Copper’s ascent to the May 2024 high at over $5 per ton occurred because of copper’s rising role as an energy commodity in EVs, wind turbines, and other green energy initiatives. Goldman Sachs analysts have called copper “the new oil.”

While the red metal rose to a new record high earlier this year, the price ran out of upside steam because of Chinese economic weakness. Copper briefly eclipsed $4 per pound on the downside before recovering. As copper consolidates, the potential for even higher highs is rising.

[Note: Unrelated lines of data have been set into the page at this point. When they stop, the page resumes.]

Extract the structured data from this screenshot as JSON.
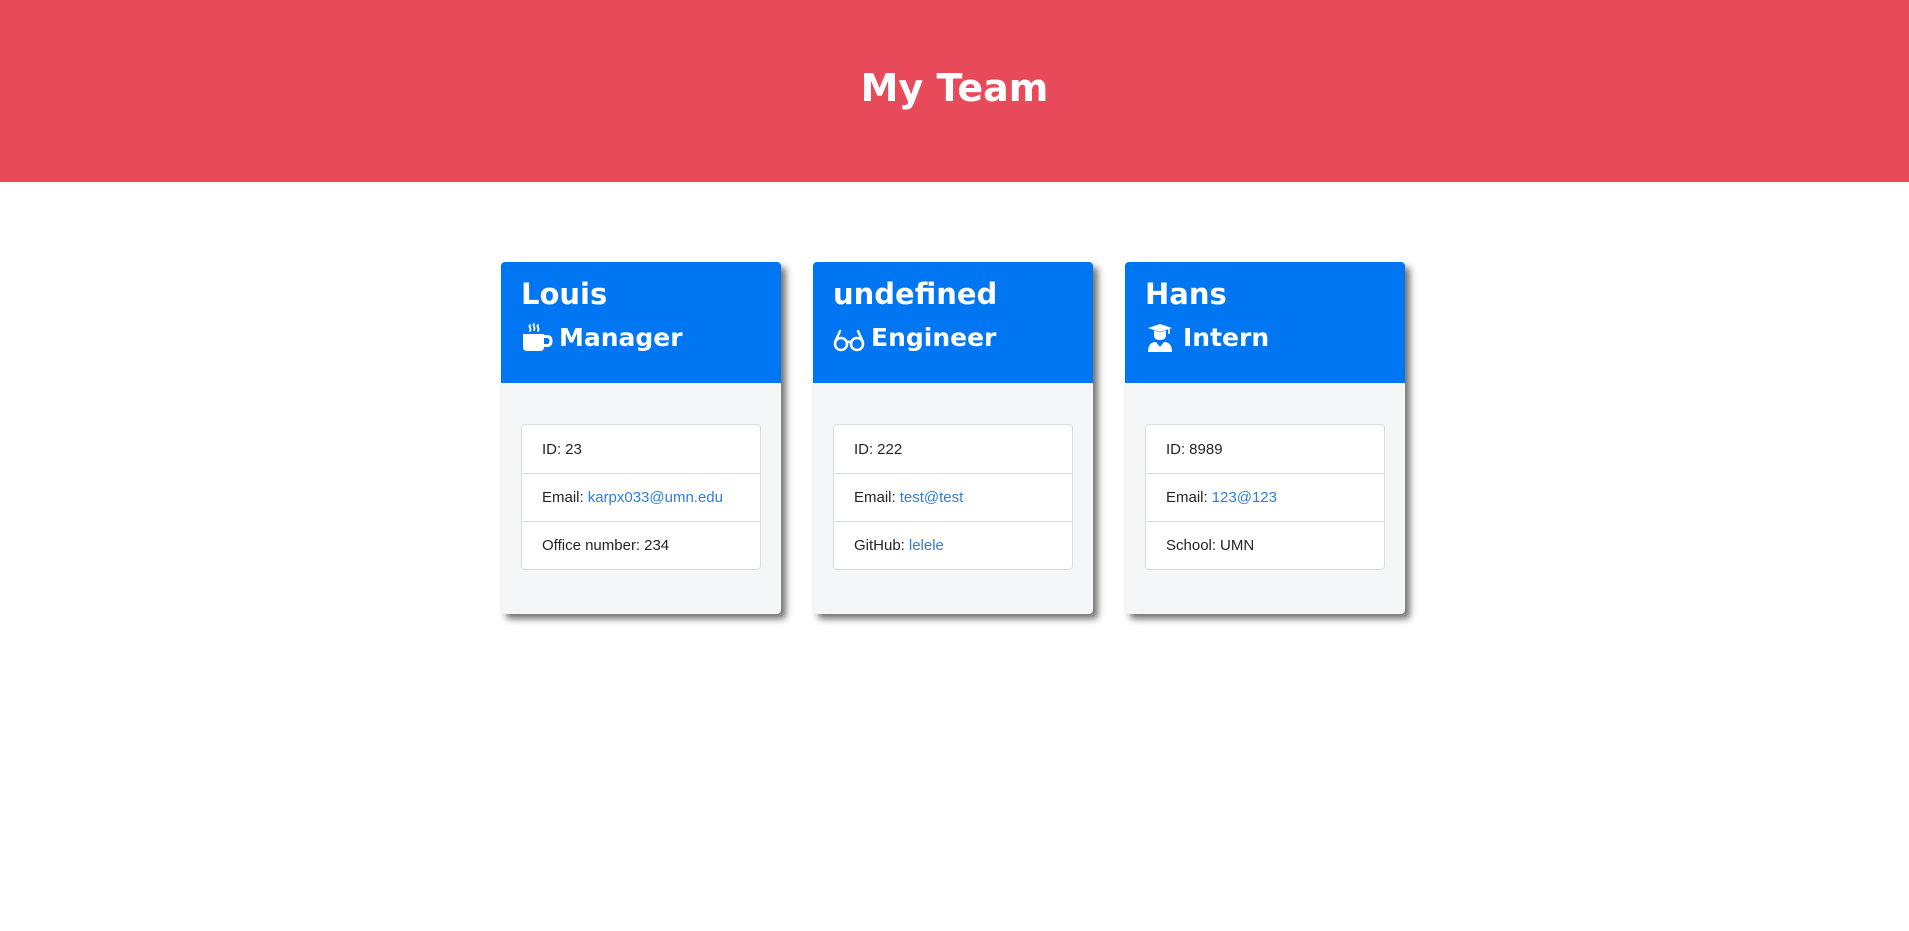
{
  "header": {
    "title": "My Team"
  },
  "colors": {
    "header_bg": "#e84a5a",
    "card_header_bg": "#0076f2",
    "link": "#2f7fd6"
  },
  "team": [
    {
      "name": "Louis",
      "role": "Manager",
      "role_icon": "mug-icon",
      "id_label": "ID:",
      "id": "23",
      "email_label": "Email:",
      "email": "karpx033@umn.edu",
      "extra_label": "Office number:",
      "extra_value": "234"
    },
    {
      "name": "undefined",
      "role": "Engineer",
      "role_icon": "glasses-icon",
      "id_label": "ID:",
      "id": "222",
      "email_label": "Email:",
      "email": "test@test",
      "extra_label": "GitHub:",
      "extra_value": "lelele"
    },
    {
      "name": "Hans",
      "role": "Intern",
      "role_icon": "graduate-icon",
      "id_label": "ID:",
      "id": "8989",
      "email_label": "Email:",
      "email": "123@123",
      "extra_label": "School:",
      "extra_value": "UMN"
    }
  ]
}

Copper’s bull market is over two decades old

  • Copper’s bullish trend of higher lows and higher highs began in 2001 at 60.40 cents per pound.
  • Before 2005, copper’s record peak was $1.6475 per pound.
  • Copper reached its latest record high at $5.1990 in May 2024.
  • A correction briefly took copper below $4 in August 2024, but the price recovered. 

The reasons for higher highs in copper

  • Copper is a critical ingredient in new green technologies, including EVs and wind turbines, leading Goldman Sachs to call the red nonferrous metal “the new oil.”
  • Copper remains a crucial ingredient for infrastructure building and rebuilding.
  • Annual copper supplies have been slowly rising.
  • Annual copper demand has been rising, creating a supply-demand deficit.
  • New mine supplies take years to come online, increasing the deficit projection over the coming years. BHP, a leading international mining company, projects that the demand for copper will rise by one million tons per year, reaching 50 million tons by 2050.
  • Supplies will struggle to keep pace with the increasing demand, putting upward pressure on prices.

China is a critical factor

  • China’s economy has struggled over the past years.
  • China consumes over half the world’s refined copper output
  • In late September 2024, the Chinese government announced economic initiatives to stimulate the economy, including lower interest rates and reduced bank reserve requirements.
  • Chinese economic growth will likely increase China’s copper demand.

Levels to watch in the copper market

  • Technical support is at the August 2024 $3.9210 low. Below there, the critical level for the long-term bull market is at the July 2022 $3.1355 low.
  • Technical resistance is at the May 2024 $5.1990 high.
  • Copper’s bullish trend remains firmly intact in early November 2024. 

ETFs and stocks that will track the red nonferrous metal

  • The most direct routes for a risk position in copper are the futures and futures options on the CME’s COMEX division or the LME forwards and forward options.
  • The U.S. Copper ETF (CPER) tracks copper futures prices.
  • The Invesco DB Base Metals Fund holds a basket of nonferrous metals, including copper, aluminum, and zinc, the most liquid LME metals. Aluminum and zinc prices tend to follow copper.
  • The world’s leading copper-producing companies are BHP (BHP), Freeport McMoRan (FCX), Rio Tinto (RIO), Glencore (GLNCY), Southern Copper (SCCO), and Vale (VALE). These companies’ shares tend to follow copper prices higher or lower.

Copper is more than the leading base metal, as its price is a barometer of the health and well-being of the global economy. Meanwhile, addressing climate change with green technologies requires increasing copper production, and output will struggle to keep pace with the growing demand. Copper’s bull market remains firmly intact in late 2024, and the trend in any market is always your best friend. Given the fundamental and technical factors, copper is likely heading for new all-time highs over the coming years. A Chinese economic recovery could turbocharge the copper market’s ascent.